Your 401(k) plan is an important benefit. You would do well to review it to make sure you’re taking advantage of all it has to offer.
Previously in “Plan Sponsors Are Fiduciaries”, I wrote that many 401(k) plans are bundled, and the costs hidden. A 401(k) plan with hidden expenses is less than ideal for a busy Plan Sponsor who is trying to provide a great benefit to employees, but can’t easily find out what the plan is costing the company and its participants. As for plan participants…forget about it. There is no requirement for Plan Sponsors to share plan costs with participants other than the investment line up costs, which can be found in the Investment Comparative Chart. However, that doesn’t mean we can’t figure out whether a plan is high-cost or low-cost. It’s also possible for participants to judge if their plan is generous or not when it comes to eligibility requirements, entry dates, employer contributions, over-all cost, and distribution rules.
First, as a general rule, if your plan is bundled onto an insurance company or wire house platform (for example: Merrill Lynch) your plan is more expensive. Insurance companies and big broker-dealers will typically charge double what an unbundled platform such as Vanguard, Fidelity or Employee Fiduciary will charge for record keeping. It’s possible to save tens of thousands annually on record keeping simply by moving to an unbundled platform. The savings stay in the plan, working for participants and leaving them with hundreds of thousands of extra retirement dollars 20 and 30 years later.
One way for a participant to tell if they’re in an expensive plan is to look at the investment fund lineup. Their plan is expensive if the fund lineup is composed of mutual funds with operating expense ratios that are high. The operating expense ratios are high because the mutual funds are sending some of that money to your TPA, Record Keeper and Plan Advisor to make it look as if those service providers are charging less than they actually are. An investment fund lineup of index funds, with operating expense ratios of 0.05% or so, means that no one is dipping into your investments to cover hidden fees. However, you may see that your index funds operating expense ratio is 0.50%, or more. Guess what? Plan providers are getting revenue sharing.
As well, investment lineups are often not what they should be. A basic requirement is for plan participants to have the ability to build a properly diversified portfolio, which means having access to all of the building blocks. Incredibly, many plans will have five or six large cap mutual funds (basically the same investment), but no short-term bond fund, inflation protected bond fund, real estate option, or international bond fund, all necessary for building a diversified portfolio.

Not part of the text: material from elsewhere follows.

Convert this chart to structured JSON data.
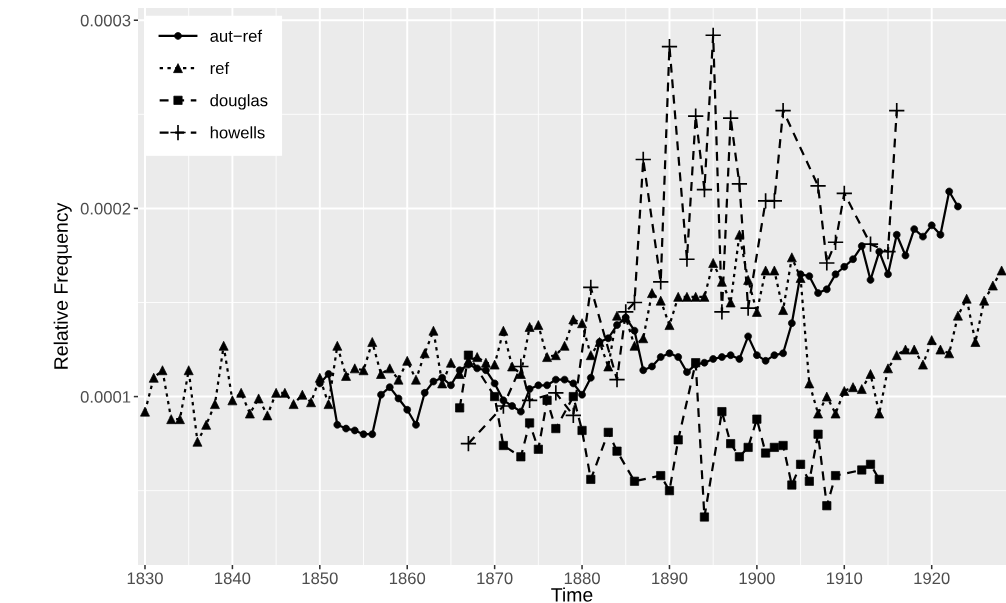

The target date funds are diversified portfolios, but they are also fund of funds and can be expensive (whether there’s fee sharing going on or not).
As for whether a plan is generous to participants or not: A generous plan allows for immediate, or nearly immediate, eligibility with no entry date. There is an employer match with a short, or no, vesting period. The plan has a: loan provision, a hardship distribution provision, and an in-service distribution provision. A less generous plan will have a 12-month waiting period, semi-annual entry (which means you may not be allowed to participate for up to 18 months), no match or profit sharing, and no loan, hardship, or in-service distribution.
Your 401(k) plan is an important benefit. You would do well to review it to make sure you’re taking advantage of all it has to offer. You might also want to have a 401(k) plan specialist take a look at your plan for suggestions on how to improve it for everyone - employer and employee alike.